According to the former journalist and former mayor, who continues to promote his recently published memoir, media coverage dictates what the public is more likely to be interested in which usually means “the story is the drama”.
In a radio interview, Rees said that he and his administration saw a wave of “attention” coming their way when the Edward Colston statue was toppled in June 2020 by Black Live Matter protesters. But he told BBC Radio Five Live listeners that things were considerably different when the Colston Hall was renamed Bristol Beacon.
is needed now More than ever

Former mayor Marvin Rees and former deputy mayors Asher Craig and Craig Cheney with former Beacon CEO Louise Mitchell at the unveiling of a plaque marking the city council’s contribution to the reopening of the Beacon – photo: Ellie Pipe
Joining Matt Chorley on Monday afternoon, Rees said: “We got a lot of attention because the statue was pulled down, rolled through the city and thrown into the harbour.
“And a number of people said: ‘Look at this we’re getting rid of the name of the slave trader.’
“But very few stories at that time were told about the Colston Hall being named Bristol Beacon.
“There was no one telling the story of the Bristol Beacon, well because it did not happen in a very glamorous, dramatic way…
“The story was not about the name – whether or not we were making progress on race and race equality and our complex history – but the story was the drama.”
Rees was followed by a camera crew in the days following the toppling of the Colston statue resulting in the BBC Two documentary, Statue Wars.
During his interview with Chorley, Bristol’s last-ever mayor also compared his time in governance to boxing, saying that “being in the line of fire” always makes it more difficult than viewing it as an outsider.
He said: “There is no substitute for doing it.
“I used to box. You can all watch a boxing match, and understand that it’s hard.
“But when you step in the ring, you understand how hard it actually is.”

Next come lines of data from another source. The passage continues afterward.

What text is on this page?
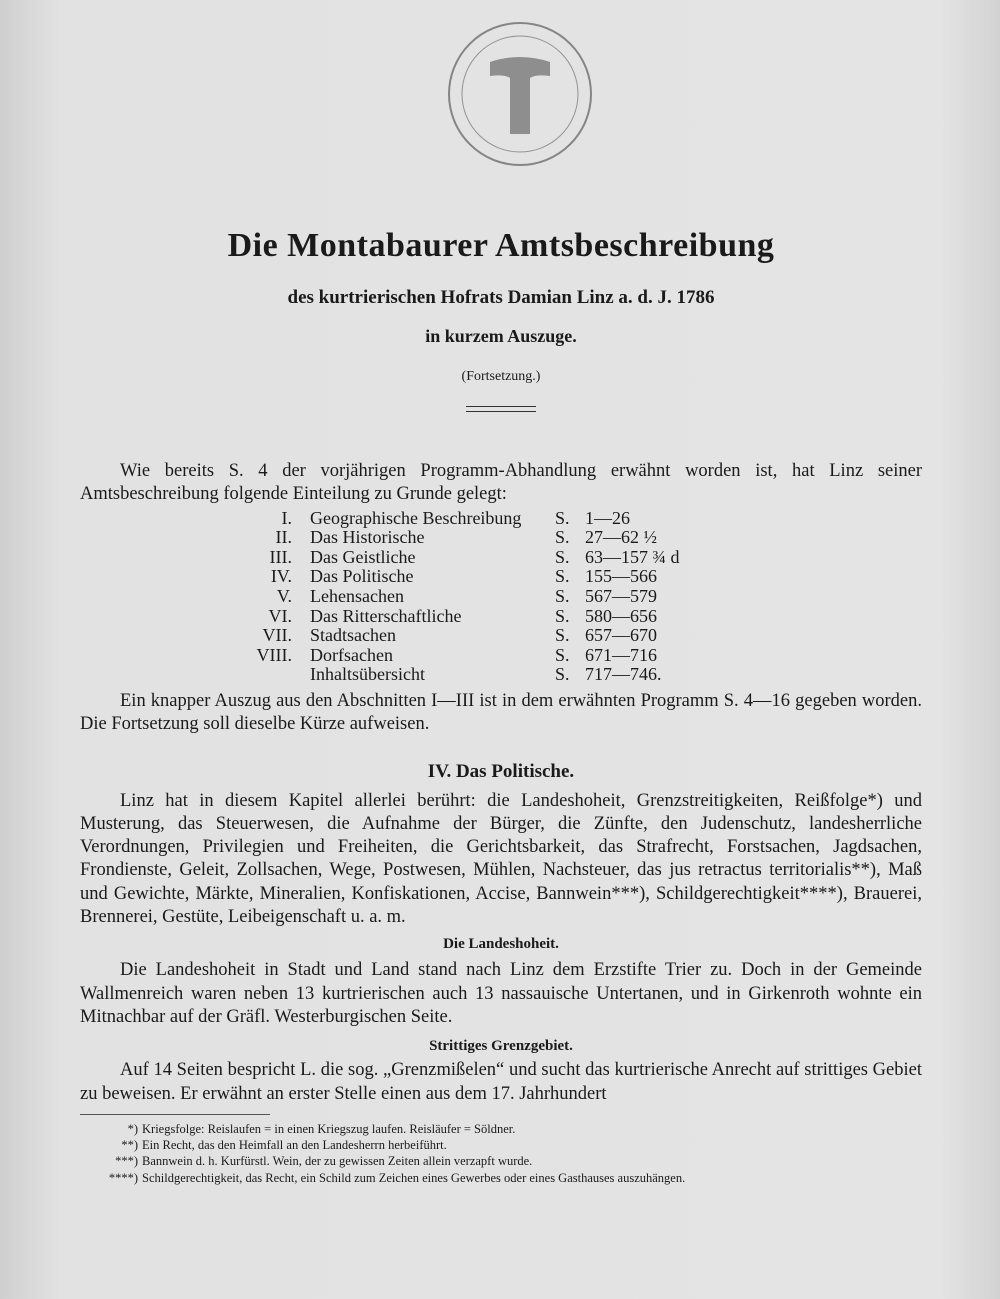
Die Montabaurer Amtsbeschreibung
des kurtrierischen Hofrats Damian Linz a. d. J. 1786
in kurzem Auszuge.
(Fortsetzung.)
Wie bereits S. 4 der vorjährigen Programm-Abhandlung erwähnt worden ist, hat Linz seiner Amtsbeschreibung folgende Einteilung zu Grunde gelegt:
I.	Geographische Beschreibung	S.	1—26
II.	Das Historische	S.	27—62 ½
III.	Das Geistliche	S.	63—157 ¾ d
IV.	Das Politische	S.	155—566
V.	Lehensachen	S.	567—579
VI.	Das Ritterschaftliche	S.	580—656
VII.	Stadtsachen	S.	657—670
VIII.	Dorfsachen	S.	671—716
	Inhaltsübersicht	S.	717—746.
Ein knapper Auszug aus den Abschnitten I—III ist in dem erwähnten Programm S. 4—16 gegeben worden. Die Fortsetzung soll dieselbe Kürze aufweisen.
IV. Das Politische.
Linz hat in diesem Kapitel allerlei berührt: die Landeshoheit, Grenzstreitigkeiten, Reißfolge*) und Musterung, das Steuerwesen, die Aufnahme der Bürger, die Zünfte, den Judenschutz, landesherrliche Verordnungen, Privilegien und Freiheiten, die Gerichtsbarkeit, das Strafrecht, Forstsachen, Jagdsachen, Frondienste, Geleit, Zollsachen, Wege, Postwesen, Mühlen, Nachsteuer, das jus retractus territorialis**), Maß und Gewichte, Märkte, Mineralien, Konfiskationen, Accise, Bannwein***), Schildgerechtigkeit****), Brauerei, Brennerei, Gestüte, Leibeigenschaft u. a. m.
Die Landeshoheit.
Die Landeshoheit in Stadt und Land stand nach Linz dem Erzstifte Trier zu. Doch in der Gemeinde Wallmenreich waren neben 13 kurtrierischen auch 13 nassauische Untertanen, und in Girkenroth wohnte ein Mitnachbar auf der Gräfl. Westerburgischen Seite.
Strittiges Grenzgebiet.
Auf 14 Seiten bespricht L. die sog. „Grenzmißelen“ und sucht das kurtrierische Anrecht auf strittiges Gebiet zu beweisen. Er erwähnt an erster Stelle einen aus dem 17. Jahrhundert
*) Kriegsfolge: Reislaufen = in einen Kriegszug laufen. Reisläufer = Söldner.
**) Ein Recht, das den Heimfall an den Landesherrn herbeiführt.
***) Bannwein d. h. Kurfürstl. Wein, der zu gewissen Zeiten allein verzapft wurde.
****) Schildgerechtigkeit, das Recht, ein Schild zum Zeichen eines Gewerbes oder eines Gasthauses auszuhängen.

Talking about his recently released book, Let’s See What Happens, that chronicles his journey to being the first elected mayor of a Black-African heritage of a major European city, Rees said: “I carry a number of things at the same time. I carry an impostor syndrome but at the same time, I have quite a belligerence.
“And part of it comes from feeling an outrage of not being welcomed in some places. Even if it is not me, people like me.
“I was talking to a friend of mine a few years ago – I did put in the book – that when I got to university some of the white kids, called the ‘posh kids’ from the ‘posh schools’, would make Black jokes.
“I used to feel inferior to some of these kids.
“That kind of experience and indignation leaves me to hold an impostor syndrome, alongside of a kind of belligerence around, ‘no I can be here’, and I have evidence and resilience in overcoming to be here.”